Insider threats: the new generation

Digital upheavals, Software-as-a-Service flaws, and workers who say the data they create actually belongs to them: just some of the factors that drive the emergent generation of mixed – and mixed-up – insider threats. By James Hayes.

More organisations have become savvy to the reality that insider threats are now as prevalent AS the malicious attackers who try to hack through the cyber security perimeter from without – they can also prove more difficult to detect, despite the fact that a CISO might pass a digital malefactor in the corridor two or three times a week, or even work right alongside them.

Yet despite heightened commitments to invest in internal security monitoring tools (see Cyber Security Europe, Autumn 2018 issue), a range of evidence suggests that the insider threat has not diminished in scale over the last 18 months. Indeed, more than 50% of c-suite executives who responded to BetterCloud’s State of Insider Threats in the Digital Workplace 2019 report whose organisations are embarked upon greater cloud adoption say that insider threats are now among their top five security concerns. And it’s not the same old threat multiplied. The intrinsic nature of insider threats is changing, due to a confluence of otherwise disassociated factors. This has morphed the challenge away from a threat represented nominally by untrustworthy, crooked or malevolent employees motivated by illicit personal gain or revenge.

This sounds as old news to seasoned cyber security practitioners, but may come as somewhat of a shock to non-technical senior executives who have acquired responsibility for enterprise cyber governance. According to the Ponemon Institute’s 2018 The Cost of Insider Threats Report, insider threats of all shades are on the increase. Incidents involving employees or contractor negligence especially have continued to show a marked rise, possibly in line with uptakes of technology. Since 2016, the average number of such incidents increased by 26%, the report indicates, and by 53% for attacks by malicious/criminal insiders. Understanding of insider threat profiles has improved in recent years.

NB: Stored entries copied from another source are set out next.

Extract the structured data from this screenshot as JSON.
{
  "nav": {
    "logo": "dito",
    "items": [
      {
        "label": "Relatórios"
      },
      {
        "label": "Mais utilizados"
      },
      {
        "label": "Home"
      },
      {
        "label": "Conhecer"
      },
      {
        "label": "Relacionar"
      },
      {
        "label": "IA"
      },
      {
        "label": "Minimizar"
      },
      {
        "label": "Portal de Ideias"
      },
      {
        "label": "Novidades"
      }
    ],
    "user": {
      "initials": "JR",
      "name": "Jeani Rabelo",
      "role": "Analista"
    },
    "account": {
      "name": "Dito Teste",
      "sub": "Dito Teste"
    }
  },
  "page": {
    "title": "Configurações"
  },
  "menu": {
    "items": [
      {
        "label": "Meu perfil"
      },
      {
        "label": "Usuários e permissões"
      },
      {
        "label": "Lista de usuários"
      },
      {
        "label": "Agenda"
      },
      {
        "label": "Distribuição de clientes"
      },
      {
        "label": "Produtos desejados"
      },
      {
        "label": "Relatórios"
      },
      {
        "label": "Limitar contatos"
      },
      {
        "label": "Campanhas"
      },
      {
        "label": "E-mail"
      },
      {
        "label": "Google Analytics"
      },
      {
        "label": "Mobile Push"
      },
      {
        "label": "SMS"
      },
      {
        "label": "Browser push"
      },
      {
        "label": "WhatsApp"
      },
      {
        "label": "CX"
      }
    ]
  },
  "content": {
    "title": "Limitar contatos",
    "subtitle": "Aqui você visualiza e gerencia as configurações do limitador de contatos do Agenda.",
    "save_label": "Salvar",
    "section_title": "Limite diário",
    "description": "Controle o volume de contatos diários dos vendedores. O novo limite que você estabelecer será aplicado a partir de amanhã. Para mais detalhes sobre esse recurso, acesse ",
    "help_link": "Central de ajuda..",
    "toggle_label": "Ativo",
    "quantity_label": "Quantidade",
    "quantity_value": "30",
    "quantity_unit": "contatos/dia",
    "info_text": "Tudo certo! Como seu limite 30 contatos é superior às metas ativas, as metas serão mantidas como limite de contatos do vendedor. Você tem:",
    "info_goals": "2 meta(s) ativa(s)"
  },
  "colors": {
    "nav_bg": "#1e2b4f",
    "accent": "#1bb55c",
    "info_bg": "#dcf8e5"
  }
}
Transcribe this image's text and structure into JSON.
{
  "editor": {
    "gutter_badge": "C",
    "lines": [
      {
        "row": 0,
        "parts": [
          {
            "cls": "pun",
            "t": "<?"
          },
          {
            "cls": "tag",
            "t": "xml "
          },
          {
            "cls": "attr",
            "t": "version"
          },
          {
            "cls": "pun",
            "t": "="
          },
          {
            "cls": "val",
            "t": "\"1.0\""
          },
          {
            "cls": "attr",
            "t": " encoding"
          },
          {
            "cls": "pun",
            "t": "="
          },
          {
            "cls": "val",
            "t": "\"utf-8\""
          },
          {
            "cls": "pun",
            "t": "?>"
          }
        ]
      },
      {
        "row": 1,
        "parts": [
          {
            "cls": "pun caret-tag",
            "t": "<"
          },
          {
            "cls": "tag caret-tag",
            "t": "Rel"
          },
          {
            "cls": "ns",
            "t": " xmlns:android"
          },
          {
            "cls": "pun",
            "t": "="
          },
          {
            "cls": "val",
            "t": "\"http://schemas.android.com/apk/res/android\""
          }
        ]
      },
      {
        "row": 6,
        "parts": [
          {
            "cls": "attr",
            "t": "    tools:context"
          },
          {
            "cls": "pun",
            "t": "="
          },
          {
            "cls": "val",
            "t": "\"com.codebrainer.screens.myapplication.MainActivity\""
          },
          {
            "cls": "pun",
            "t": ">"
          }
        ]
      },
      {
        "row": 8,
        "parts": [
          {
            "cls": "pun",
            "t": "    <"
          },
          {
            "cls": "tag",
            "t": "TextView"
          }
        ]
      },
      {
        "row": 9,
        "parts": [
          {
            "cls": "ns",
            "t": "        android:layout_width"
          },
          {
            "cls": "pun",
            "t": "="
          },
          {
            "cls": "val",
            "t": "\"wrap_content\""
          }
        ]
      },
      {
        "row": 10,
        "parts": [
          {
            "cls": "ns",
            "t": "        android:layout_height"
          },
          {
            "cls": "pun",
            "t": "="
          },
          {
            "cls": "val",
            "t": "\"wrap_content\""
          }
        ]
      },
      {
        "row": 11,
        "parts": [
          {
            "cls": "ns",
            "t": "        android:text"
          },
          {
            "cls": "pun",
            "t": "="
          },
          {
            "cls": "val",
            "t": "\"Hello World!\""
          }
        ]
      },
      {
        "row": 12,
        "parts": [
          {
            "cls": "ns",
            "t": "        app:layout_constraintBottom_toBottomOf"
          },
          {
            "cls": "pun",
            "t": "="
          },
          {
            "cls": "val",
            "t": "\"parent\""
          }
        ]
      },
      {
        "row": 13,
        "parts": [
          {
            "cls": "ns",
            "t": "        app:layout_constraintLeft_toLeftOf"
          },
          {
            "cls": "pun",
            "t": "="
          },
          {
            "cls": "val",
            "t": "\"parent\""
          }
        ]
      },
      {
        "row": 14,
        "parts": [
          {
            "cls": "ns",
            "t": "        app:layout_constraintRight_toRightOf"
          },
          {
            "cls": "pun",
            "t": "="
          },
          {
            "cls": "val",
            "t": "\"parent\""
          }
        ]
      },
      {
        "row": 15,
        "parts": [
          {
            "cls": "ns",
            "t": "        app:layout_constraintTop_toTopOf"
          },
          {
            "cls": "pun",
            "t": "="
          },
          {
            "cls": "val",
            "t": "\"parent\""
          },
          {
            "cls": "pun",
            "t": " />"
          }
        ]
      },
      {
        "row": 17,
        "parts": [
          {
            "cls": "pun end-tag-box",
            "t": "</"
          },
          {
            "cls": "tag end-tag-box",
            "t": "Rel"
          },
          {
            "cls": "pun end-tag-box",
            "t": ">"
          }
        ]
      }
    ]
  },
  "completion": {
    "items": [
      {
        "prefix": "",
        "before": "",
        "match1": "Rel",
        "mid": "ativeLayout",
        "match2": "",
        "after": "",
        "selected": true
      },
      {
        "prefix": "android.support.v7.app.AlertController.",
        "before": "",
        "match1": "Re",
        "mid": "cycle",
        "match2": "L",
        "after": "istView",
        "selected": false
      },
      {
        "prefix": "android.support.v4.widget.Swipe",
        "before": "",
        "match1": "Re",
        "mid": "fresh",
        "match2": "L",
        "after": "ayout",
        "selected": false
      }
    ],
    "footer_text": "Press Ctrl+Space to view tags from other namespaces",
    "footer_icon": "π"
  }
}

More insider threat research has apprised organisations to the fact that malicious insiders do not, in fact, still constitute the biggest threat type that they face. According to another recent study, the Dtex Systems’ Insider Threat Intelligence Report 2019, threats from within can now be categorised into three broad types: malicious, negligent, and compromised.

In terms of the overall culpability divide, malicious employees who intentionally engage in activity to harm the enterprise are responsible for some 23% of the insider incidents reported by the Dtex sample. However, users who introduce insider risk due to careless/feckless behaviour or human error are the cause of 64% of insider incidents. (The remaining 13% of insider incidents is made up of employees whose credentials are compromised and leveraged by outsider infiltrators.)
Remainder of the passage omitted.